Although the Asian exchange-traded fund market is still in its infancy, a number of forces are building to bring it to a tipping point that will result in accelerated growth rates, according to a report by Deutsche Bank.
Increased coordination among regulators in Asia, a larger range of ETF products and increased use of beta index products are some of the factors which will propel Asia’s ETF market growth in the next year.
Physical replication and synthetic replication are two of the most common structures used in the construction of ETFs. Physically replicated ETFs buy all or a representative portion of the underlying securities in the index that they track. In contrast, ETFs employing synthetic replication use a basket of collateral securities, which bear no resemblance to a fund’s index’s constituents, and a total return swap, as part of their investment holdings.
Most of the US ETFs use physical replication, while European ETFs use both physical and synthetic replication.
Deutsche Bank conducted a study comparing the performance of both US and European domiciled ETFs tracking Asian benchmarks. It found that synthetic ETFs tracked their benchmark better than physically replicated ETFs for all of the indices examined.

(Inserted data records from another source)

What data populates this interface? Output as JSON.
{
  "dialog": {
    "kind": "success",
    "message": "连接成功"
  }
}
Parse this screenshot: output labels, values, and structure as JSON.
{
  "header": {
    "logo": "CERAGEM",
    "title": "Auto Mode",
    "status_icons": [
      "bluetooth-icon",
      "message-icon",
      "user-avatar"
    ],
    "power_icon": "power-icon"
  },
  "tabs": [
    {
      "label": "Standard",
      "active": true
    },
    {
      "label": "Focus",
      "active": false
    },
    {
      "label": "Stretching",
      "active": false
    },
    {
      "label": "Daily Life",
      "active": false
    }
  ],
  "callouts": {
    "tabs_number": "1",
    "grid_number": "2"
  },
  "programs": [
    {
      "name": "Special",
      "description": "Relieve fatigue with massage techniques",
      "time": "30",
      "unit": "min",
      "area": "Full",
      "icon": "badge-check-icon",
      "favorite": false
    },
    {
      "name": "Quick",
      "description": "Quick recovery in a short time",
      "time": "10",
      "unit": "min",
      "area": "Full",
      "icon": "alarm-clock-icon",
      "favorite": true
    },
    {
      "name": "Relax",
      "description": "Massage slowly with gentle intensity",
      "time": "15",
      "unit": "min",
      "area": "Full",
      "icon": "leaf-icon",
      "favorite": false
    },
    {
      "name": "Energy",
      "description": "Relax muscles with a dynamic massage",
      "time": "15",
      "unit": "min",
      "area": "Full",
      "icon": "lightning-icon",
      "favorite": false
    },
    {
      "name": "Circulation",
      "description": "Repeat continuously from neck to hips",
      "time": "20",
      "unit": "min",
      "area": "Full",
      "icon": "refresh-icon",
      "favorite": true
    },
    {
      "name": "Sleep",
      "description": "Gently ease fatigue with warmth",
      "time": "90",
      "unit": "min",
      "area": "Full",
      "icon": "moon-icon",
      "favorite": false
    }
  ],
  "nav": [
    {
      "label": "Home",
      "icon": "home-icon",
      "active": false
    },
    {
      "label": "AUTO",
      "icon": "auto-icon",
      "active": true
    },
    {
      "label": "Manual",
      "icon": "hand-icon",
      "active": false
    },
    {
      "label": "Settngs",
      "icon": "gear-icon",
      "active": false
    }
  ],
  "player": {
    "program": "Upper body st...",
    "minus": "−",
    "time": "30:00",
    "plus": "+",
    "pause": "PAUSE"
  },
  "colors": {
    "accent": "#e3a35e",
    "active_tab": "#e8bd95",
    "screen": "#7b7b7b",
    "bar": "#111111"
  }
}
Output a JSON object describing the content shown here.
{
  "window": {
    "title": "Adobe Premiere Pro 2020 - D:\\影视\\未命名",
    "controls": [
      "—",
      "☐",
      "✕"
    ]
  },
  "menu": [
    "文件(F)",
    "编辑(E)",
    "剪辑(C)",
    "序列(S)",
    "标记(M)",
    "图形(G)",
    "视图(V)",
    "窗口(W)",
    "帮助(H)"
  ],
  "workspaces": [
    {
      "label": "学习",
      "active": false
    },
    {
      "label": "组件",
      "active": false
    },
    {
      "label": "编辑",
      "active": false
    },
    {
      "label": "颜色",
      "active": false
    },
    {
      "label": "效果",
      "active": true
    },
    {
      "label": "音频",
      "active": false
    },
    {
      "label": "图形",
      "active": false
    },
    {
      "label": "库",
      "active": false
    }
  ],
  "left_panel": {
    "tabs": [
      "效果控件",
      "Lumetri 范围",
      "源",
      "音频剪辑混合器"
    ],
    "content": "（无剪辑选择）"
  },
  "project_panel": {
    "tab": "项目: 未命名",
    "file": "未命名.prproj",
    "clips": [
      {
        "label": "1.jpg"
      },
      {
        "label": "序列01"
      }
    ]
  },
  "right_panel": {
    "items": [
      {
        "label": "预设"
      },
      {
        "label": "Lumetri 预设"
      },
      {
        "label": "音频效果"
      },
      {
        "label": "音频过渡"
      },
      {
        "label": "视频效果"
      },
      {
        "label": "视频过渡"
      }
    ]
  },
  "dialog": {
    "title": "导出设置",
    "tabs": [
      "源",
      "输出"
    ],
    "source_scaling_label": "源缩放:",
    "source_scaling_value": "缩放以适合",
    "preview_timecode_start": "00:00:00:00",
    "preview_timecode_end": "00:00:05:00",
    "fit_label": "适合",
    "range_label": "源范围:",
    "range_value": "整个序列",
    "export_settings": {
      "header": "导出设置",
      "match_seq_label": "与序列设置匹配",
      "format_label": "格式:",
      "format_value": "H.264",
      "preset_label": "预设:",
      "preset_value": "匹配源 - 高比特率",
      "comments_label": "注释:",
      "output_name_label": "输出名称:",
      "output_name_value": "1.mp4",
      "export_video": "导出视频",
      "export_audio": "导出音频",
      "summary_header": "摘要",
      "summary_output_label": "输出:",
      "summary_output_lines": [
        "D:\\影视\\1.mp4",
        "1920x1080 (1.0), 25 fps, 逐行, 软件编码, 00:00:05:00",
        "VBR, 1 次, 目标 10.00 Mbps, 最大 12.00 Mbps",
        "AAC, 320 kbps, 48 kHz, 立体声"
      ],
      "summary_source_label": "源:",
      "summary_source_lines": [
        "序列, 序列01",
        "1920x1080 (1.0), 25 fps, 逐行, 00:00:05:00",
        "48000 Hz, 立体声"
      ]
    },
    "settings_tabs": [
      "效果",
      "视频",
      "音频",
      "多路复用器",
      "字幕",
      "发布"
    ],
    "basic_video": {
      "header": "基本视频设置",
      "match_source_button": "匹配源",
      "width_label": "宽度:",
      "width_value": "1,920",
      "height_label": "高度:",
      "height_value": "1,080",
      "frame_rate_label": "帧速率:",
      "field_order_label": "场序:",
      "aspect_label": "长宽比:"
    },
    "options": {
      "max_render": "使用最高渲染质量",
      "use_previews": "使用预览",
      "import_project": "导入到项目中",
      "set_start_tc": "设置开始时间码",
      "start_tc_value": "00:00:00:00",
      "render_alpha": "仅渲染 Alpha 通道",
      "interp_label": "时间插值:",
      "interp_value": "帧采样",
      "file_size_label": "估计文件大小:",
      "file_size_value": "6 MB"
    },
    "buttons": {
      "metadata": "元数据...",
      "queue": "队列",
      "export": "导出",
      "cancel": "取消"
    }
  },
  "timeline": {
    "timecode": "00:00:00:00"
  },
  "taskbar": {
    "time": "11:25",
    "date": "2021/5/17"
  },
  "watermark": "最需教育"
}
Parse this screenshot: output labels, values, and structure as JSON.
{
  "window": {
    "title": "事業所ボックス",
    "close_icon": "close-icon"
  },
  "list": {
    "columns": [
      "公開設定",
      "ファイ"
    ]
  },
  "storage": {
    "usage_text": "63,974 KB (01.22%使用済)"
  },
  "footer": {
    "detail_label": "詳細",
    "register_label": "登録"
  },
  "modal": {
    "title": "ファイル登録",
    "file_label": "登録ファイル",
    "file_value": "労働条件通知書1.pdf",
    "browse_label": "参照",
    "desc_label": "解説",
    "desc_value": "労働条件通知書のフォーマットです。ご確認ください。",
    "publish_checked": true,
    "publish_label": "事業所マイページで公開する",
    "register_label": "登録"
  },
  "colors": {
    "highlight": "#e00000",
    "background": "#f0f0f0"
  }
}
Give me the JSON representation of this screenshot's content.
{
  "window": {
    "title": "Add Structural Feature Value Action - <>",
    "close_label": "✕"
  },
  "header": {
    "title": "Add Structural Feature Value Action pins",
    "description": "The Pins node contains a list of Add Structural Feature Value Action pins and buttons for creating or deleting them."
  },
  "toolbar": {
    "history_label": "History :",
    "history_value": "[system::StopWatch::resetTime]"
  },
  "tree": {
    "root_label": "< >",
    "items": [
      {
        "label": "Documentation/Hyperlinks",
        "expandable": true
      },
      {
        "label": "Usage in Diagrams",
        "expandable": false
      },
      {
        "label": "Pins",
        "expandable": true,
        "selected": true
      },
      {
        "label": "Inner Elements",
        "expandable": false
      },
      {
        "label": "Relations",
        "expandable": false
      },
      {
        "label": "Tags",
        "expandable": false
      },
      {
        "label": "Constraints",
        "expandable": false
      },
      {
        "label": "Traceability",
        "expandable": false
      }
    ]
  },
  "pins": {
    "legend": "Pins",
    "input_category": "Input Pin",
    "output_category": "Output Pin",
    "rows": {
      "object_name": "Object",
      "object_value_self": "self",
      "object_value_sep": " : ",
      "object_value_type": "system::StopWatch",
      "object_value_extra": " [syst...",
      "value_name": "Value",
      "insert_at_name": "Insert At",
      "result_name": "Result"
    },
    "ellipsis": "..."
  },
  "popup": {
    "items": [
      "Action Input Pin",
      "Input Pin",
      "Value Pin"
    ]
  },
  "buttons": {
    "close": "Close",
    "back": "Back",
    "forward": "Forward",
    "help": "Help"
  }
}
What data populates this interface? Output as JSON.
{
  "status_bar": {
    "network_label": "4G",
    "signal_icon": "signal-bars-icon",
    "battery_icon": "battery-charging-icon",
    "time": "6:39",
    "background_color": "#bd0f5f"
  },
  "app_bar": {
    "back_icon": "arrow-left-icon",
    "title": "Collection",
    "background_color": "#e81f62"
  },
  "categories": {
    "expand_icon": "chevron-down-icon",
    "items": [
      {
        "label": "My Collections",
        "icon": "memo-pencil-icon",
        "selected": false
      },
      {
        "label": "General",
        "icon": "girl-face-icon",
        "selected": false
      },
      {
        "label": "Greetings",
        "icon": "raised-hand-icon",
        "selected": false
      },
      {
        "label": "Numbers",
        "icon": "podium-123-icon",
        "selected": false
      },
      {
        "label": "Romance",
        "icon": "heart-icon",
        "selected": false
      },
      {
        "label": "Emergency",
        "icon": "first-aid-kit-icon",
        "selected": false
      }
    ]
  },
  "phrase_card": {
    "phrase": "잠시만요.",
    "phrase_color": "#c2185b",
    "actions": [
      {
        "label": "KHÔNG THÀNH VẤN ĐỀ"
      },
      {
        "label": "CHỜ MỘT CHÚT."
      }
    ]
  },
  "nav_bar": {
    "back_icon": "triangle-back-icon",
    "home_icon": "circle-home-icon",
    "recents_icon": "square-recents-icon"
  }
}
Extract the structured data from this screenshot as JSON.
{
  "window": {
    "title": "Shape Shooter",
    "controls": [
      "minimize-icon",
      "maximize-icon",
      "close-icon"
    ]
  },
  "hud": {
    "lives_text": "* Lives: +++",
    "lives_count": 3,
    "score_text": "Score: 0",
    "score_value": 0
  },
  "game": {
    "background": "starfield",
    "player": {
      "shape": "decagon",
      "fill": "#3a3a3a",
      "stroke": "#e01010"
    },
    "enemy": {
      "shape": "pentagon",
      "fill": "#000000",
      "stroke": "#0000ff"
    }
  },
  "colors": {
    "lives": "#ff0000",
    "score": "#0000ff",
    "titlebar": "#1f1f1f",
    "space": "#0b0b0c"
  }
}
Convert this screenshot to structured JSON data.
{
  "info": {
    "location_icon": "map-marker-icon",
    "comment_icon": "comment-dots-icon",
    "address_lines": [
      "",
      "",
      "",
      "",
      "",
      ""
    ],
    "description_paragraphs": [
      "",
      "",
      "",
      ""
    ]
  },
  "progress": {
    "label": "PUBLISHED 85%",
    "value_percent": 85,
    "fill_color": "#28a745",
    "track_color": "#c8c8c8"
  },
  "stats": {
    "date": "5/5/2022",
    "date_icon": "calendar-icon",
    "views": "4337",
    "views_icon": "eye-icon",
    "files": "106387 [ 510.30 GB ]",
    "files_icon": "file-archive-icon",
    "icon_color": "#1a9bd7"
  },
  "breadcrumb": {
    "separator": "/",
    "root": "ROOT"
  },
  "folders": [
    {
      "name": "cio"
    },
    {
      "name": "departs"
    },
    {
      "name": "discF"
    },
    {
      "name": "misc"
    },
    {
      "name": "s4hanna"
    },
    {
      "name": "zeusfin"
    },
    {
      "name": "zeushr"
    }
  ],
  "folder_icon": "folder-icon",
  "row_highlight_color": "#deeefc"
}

The tracking difference is especially apparent for physical replication of broad indices, such as the MSCI Emerging Markets, for which optimised baskets are used. Optimisation entails sampling techniques to physically replicate an index, often leading to a basket that might include significantly fewer constituents, thus introducing a major source of tracking error. Unlike physically replicated ETFs which face such practical replication challenges, the performance of synthetic ETFs is not impacted by the sampling issue.
In addition to the tracking difference, Deutsche Bank has observed that European and US ETFs have different tax implications when it comes to dividend treatment. European domiciled ETFs are generally more tax efficient for Asian investors as dividends of US domiciled ETFs are taxable in the US.
As the US ETF market is larger, and often more competitive, than the European market, Deutsche Bank has observed that ETF bid/ask spreads tend to be tighter in the US. Therefore, in the short term holding US domiciled ETFs is more cost effective. In the long term however, for those ETFs that have larger tracking errors associated to them, European domiciled ETFs might prove to be more effective, since US ETFs use physical replication which have higher levels of tracking error associated with its holding.